Letzter Stoß aus den Nafusa-Bergen

In Ostlibyen konnten sich die Rebellenmilizen bisher nur auf 180 Kilometer der Hauptstadt nähern. Die Rebellen aus dem Westen, den Nafusa-Bergen, gaben dem Diktator den letzten Stoß. Fast schon eine Ironie. Gaddafi hatte sie, als ethnische Minderheit von Berbern, diskriminiert und ihre Sprache, Amazigh, verboten.
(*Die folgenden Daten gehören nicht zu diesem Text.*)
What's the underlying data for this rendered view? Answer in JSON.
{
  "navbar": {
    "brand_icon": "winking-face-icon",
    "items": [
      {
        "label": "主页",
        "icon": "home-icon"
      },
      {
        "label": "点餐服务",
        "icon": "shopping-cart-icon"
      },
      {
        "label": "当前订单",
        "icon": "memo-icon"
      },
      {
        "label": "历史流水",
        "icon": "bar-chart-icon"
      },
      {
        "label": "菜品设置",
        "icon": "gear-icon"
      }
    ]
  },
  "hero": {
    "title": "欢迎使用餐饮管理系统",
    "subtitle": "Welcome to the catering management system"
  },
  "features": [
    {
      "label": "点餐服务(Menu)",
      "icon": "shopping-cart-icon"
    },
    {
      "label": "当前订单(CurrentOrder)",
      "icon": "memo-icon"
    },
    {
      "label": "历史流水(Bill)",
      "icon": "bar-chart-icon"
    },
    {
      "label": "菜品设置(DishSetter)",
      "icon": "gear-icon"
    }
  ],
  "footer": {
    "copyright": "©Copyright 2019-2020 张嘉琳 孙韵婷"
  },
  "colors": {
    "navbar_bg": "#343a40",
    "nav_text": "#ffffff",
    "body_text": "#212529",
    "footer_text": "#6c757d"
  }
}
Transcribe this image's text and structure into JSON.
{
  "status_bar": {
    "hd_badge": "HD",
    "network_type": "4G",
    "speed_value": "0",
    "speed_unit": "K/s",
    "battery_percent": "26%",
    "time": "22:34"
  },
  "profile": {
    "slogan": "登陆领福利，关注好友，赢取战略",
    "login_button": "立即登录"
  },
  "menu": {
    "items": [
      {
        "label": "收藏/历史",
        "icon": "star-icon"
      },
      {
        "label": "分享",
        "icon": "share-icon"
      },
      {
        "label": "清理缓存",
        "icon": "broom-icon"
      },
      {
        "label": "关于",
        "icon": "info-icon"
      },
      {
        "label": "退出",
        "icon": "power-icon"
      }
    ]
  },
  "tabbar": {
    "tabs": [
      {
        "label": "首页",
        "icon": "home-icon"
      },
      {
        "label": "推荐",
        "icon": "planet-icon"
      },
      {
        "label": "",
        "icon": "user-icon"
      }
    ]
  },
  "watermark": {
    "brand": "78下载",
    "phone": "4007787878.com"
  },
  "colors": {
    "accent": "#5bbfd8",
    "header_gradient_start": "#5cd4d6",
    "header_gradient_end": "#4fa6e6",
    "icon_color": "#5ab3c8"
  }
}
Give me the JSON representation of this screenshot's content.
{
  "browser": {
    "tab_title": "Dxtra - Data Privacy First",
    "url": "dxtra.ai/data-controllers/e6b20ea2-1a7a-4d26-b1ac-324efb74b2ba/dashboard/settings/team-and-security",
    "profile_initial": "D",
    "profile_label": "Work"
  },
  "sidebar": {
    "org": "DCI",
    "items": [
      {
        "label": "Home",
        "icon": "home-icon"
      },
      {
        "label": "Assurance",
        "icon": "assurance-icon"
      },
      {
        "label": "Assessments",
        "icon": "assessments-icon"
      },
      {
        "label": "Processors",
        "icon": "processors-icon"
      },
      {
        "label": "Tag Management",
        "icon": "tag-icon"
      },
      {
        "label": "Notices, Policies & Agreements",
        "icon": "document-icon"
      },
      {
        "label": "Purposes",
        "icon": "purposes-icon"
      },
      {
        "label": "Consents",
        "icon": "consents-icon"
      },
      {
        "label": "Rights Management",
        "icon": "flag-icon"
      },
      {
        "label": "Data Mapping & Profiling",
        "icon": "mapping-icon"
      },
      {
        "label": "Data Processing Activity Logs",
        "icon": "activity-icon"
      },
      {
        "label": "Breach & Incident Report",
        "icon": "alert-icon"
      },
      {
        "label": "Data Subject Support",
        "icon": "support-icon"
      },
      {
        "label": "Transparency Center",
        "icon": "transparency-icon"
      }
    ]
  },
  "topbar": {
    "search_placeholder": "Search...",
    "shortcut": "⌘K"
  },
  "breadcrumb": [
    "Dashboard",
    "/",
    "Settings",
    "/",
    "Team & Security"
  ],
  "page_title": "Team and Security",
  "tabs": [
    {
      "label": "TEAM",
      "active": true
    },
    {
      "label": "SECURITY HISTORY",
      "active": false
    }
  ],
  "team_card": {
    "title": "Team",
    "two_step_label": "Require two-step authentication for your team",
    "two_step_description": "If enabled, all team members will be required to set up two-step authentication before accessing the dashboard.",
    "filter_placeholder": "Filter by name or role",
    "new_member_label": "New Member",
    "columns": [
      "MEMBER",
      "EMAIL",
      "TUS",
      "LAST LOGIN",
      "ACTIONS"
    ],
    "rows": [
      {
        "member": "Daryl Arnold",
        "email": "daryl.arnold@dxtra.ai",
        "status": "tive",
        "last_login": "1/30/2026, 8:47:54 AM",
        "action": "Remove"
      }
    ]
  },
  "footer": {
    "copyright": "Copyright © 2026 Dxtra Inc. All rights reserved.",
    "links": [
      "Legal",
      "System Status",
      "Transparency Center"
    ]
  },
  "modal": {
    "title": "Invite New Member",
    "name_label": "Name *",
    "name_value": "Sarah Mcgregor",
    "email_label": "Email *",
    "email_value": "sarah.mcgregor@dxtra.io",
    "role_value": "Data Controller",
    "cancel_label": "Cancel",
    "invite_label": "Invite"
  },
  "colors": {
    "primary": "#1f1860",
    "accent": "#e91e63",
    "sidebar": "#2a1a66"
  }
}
​​"Wir sind zufrieden", sagt Mohamad Glaawit vom Übergangsrat aus dem Dorf Galaa in den Nafusa-Bergen. "Wir hatten das bereits vor zwei Monaten geplant und alles hat so geklappt, wie wir das vorgehabt haben." Selbst der Aufstand in der Hauptstadt habe funktioniert, fügt Glaawit schmunzelnd an. "So wurde ein blutiger Straßenkampf verhindert und der Tod vieler Libyer vermieden."

Der Schlüssel zum Erfolg der Rebellen aus den Nafusa-Bergen lag in ihrer Geschlossenheit, Organisation und Disziplin. Im Kampf folgten sie den Anweisungen ihrer Anführer, die sich aus alt gedienten Offizieren der libyschen Armee zusammensetzen und meist noch über Fronterfahrung aus dem Tschadkrieg (1978-87) besaßen. Lange Zeit kämpften sie ohne entscheidende Hilfe der Nato. Obwohl sie ständig unter Beschuss von "Grad"-Raketen standen, drängten sie die Gaddafi-Truppen vom Hochplateau zurück.

In Ostlibyen dagegen arbeiten unterschiedliche Milizen nebeneinander: mit ideologischen Differenzen und verschieden politischen Persönlichkeiten, oder Stammesführern unterstellt. Ersichtlich wurde das bei der Ermordung von Abdul Fatah Younis am 28. Juli. Der Tod des Oberbefehlshabers der Rebellen geht auf das Konto einer islamistischen Miliz, die ihn kidnappte, dann erschoss und seine Leiche zusammen mit denen seiner zwei Begleiter in einem Wagen verbrannte.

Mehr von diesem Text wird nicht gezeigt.